Asked whether he now knew, ‘‘from your learnings in the area of the effects and impacts of child sexual abuse’’, the impact on Ellis of having the abuse he suffered disputed by the Church in court, the cardinal answered: ‘‘I do.’’
‘‘And what do you have to say about that?’’ Furness asked.
‘‘I regret that,’’ the cardinal replied.
‘‘Only regret it, cardinal?’’ said Furness.
‘‘What else could I say? It was wrong that it went to such an extent,’’ said Pell, his use of the word ‘‘could’’ demonstrating more than anything else that for the cardinal this matter is in the past. Rome beckons.
A moral leader would have turned to Ellis, sitting only metres away, and apologised without equivocations or delays, in public, with compassion, and in all humility.
But that takes empathy and courage. As noted by Anthony Foster, whose two young daughters were raped by a priest, and who has been sitting at the royal commission with wife Chrissie, alongside John Ellis: ‘‘We’ve seen a sociopathic lack of empathy this morning from this man.’’
Pell’s evidence showed why we needed a royal commission. It exposes the truth.
It also demands responses, even at this stage before commissioner Peter McClellan releases the first interim report.
Church men – and, in the case of the Catholic Church, the leaders are all men because women, apparently, are not capable of leading – have failed as moral leaders. That much is clear so far.
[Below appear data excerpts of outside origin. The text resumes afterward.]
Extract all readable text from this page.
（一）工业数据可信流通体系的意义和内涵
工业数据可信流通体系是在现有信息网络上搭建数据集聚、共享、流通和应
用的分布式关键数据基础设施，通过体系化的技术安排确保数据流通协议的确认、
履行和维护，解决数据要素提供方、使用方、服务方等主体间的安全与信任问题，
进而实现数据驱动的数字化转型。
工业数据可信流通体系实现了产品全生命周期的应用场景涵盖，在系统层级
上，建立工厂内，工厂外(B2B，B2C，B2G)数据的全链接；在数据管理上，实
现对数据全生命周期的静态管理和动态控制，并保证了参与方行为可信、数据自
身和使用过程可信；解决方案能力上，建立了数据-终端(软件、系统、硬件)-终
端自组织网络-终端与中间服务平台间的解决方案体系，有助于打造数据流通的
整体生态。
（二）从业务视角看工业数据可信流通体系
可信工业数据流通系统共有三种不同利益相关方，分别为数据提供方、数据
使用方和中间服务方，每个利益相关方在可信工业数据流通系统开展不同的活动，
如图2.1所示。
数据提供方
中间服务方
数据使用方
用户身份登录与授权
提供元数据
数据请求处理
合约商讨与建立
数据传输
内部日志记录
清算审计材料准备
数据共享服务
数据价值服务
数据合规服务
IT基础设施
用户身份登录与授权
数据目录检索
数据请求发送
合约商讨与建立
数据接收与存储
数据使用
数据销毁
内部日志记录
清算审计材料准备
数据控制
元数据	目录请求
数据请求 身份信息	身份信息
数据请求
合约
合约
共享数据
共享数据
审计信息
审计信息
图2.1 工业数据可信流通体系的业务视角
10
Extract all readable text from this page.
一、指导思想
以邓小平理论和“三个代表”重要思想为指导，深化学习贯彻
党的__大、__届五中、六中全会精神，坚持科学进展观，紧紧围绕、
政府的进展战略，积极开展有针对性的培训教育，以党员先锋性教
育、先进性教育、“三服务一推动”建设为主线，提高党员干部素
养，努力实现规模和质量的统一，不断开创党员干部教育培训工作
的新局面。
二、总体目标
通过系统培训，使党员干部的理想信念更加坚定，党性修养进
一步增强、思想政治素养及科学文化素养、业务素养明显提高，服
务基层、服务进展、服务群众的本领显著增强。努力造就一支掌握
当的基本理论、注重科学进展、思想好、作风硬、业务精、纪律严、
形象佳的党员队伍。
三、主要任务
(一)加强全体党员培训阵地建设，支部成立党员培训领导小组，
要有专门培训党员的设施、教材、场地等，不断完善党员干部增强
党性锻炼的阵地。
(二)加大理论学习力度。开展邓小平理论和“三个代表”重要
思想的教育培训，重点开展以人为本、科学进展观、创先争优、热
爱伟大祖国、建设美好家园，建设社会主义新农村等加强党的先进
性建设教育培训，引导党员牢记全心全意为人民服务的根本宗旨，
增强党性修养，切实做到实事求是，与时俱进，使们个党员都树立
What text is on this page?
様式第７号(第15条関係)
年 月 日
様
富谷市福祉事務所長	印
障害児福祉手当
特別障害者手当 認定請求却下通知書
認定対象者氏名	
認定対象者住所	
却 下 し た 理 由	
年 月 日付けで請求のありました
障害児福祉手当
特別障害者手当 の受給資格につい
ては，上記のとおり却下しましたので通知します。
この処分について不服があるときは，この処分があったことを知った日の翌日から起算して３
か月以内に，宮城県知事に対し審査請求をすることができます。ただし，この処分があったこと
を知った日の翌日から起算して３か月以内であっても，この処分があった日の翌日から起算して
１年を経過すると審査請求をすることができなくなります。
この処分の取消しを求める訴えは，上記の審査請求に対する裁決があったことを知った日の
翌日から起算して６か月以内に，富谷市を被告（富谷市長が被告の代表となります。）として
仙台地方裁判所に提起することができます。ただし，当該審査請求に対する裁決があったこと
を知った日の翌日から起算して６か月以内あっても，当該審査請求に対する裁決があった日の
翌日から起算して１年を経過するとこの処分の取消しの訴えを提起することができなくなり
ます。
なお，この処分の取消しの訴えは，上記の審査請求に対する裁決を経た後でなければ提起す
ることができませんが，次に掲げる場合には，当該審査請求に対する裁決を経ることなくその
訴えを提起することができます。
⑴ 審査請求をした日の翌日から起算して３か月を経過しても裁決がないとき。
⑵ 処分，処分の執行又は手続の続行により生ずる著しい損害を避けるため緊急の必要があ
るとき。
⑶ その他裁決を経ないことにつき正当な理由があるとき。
In Pell’s case, he demonstrably put his moral obligations to a very vulnerable man second to his desire to protect the Church’s trustees, and, thereby, the Church’s assets, from legal responsibility for the actions of the Church’s paedophiles.
The excuses he gave for that prioritising were challenged and exposed.
It is for Catholics to work out what that means for their Church, now that Pell is an anointed Vatican senior member, under a Pope whose only comments about the child sex crisis have been worryingly similar to his predecessors.
It is for the rest of us to consider the bigger-picture messages. No organisations or institutions, including churches, are above scrutiny, particularly where the most vulnerable are left in their care.
Relying on the integrity of those organisations to avoid oversight, particularly when questions have been raised about their treatment of the most vulnerable, shirks our shared moral responsibility.
Government silence about the treatment of asylum seekers is the most obvious, and pressing, immediate and current moral issue demanding a sustained community response.
The Hunter community recognised its responsibility to child sexual abuse victims earlier than most, and campaigned for a royal commission. Pell’s evidence this week showed, sadly but inevitably, the moral rightness of that stand.